Since the Q-Table lists the "attractiveness" of each action at each state, it is quite easy to use it to define the efficient navigation in our world. In the simplest case, we can select the action corresponding to the highest Q-Table value: (code block 9)
> If you try the code above several times, you may notice that sometimes it "hangs", and you need to press the STOP button in the notebook to interrupt it. This happens because there could be situations when two states "point" to each other in terms of optimal Q-Value, in which case the agents ends up moving between those states indefinitely.
> **Task 1:** Modify the `walk` function to limit the maximum length of path by a certain number of steps (say, 100), and watch the code above return this value from time to time.
> **Task 2:** Modify the `walk` function so that it does not go back to the places where it has already been previously. This will prevent `walk` from looping, however, the agent can still end up being "trapped" in a location from which it is unable to escape.
A better navigation policy would be the one that we used during training, which combines exploitation and exploration. In this policy, we will select each action with a certain probability, proportional to the values in the Q-Table. This strategy may still result in the agent returning back to a position it has already explored, but, as you can see from the code below, it results in a very short average path to the desired location (remember that `print_statistics` runs the simulation 100 times): (code block 10)

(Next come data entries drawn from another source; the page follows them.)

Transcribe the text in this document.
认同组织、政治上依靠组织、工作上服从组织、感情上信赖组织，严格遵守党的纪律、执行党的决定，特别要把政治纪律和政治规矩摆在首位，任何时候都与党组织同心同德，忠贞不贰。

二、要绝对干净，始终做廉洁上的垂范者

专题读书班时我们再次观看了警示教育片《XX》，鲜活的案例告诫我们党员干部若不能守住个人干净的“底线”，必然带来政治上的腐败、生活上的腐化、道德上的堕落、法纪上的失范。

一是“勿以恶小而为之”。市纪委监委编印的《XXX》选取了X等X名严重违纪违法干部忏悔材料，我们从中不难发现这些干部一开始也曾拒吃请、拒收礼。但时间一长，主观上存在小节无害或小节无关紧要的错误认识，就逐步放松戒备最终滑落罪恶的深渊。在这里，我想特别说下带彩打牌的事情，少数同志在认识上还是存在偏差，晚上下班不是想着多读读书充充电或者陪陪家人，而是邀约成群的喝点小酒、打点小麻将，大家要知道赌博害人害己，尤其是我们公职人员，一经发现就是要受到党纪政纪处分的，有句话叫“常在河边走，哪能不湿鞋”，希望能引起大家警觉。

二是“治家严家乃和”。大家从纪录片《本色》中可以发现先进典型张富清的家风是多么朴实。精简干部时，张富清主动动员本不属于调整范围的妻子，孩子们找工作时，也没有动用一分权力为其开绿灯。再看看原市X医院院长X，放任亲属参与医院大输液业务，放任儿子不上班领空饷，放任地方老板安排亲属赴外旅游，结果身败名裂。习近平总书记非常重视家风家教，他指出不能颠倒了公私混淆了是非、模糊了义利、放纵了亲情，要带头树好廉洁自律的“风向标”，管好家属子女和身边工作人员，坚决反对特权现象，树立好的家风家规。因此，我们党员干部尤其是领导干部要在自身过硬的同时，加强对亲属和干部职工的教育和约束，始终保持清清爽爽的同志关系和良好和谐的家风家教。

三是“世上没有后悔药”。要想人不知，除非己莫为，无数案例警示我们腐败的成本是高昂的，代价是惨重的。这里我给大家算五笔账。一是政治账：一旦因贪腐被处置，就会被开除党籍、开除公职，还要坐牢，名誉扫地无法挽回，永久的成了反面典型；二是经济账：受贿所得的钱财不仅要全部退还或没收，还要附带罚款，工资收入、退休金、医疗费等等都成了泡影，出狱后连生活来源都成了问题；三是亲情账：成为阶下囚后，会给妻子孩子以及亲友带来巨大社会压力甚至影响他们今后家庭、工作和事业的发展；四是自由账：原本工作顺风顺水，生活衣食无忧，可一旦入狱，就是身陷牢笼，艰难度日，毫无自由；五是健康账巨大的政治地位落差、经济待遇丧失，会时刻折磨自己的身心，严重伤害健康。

As we have mentioned, the learning process is a balance between exploration and exploration of gained knowledge about the structure of problem space. We have seen that the results of learning (the ability to help an agent to find a short path to the goal) has improved, but it is also interesting to observe how the average path length behaves during the learning process:
- **Average path length increases**. What we see here is that at first, the average path length increases. This is probably due to the fact that when we know nothing about the environment, we are likely to get trapped in bad states, water or wolf. As we learn more and start using this knowledge, we can explore the environment for longer, but we still do not know where the apples are very well.
- **Path length decrease, as we learn more**. Once we learn enough, it becomes easier for the agent to achieve the goal, and the path length starts to decrease. However, we are still open to exploration, so we often diverge away from the best path, and explore new options, making the path longer than optimal.
- **Length increase abruptly**. What we also observe on this graph is that at some point, the length increased abruptly. This indicates the stochastic nature of the process, and that we can at some point "spoil" the Q-Table coefficients by overwriting them with new values. This ideally should be minimized by decreasing learning rate (for example, towards the end of training, we only adjust Q-Table values by a small value).
Overall, it is important to remember that the success and quality of the learning process significantly depends on parameters, such as learning rate, learning rate decay, and discount factor. Those are often called **hyperparameters**, to distinguish them from **parameters**, which we optimize during training (for example, Q-Table coefficients). The process of finding the best hyperparameter values is called **hyperparameter optimization**, and it deserves a separate topic.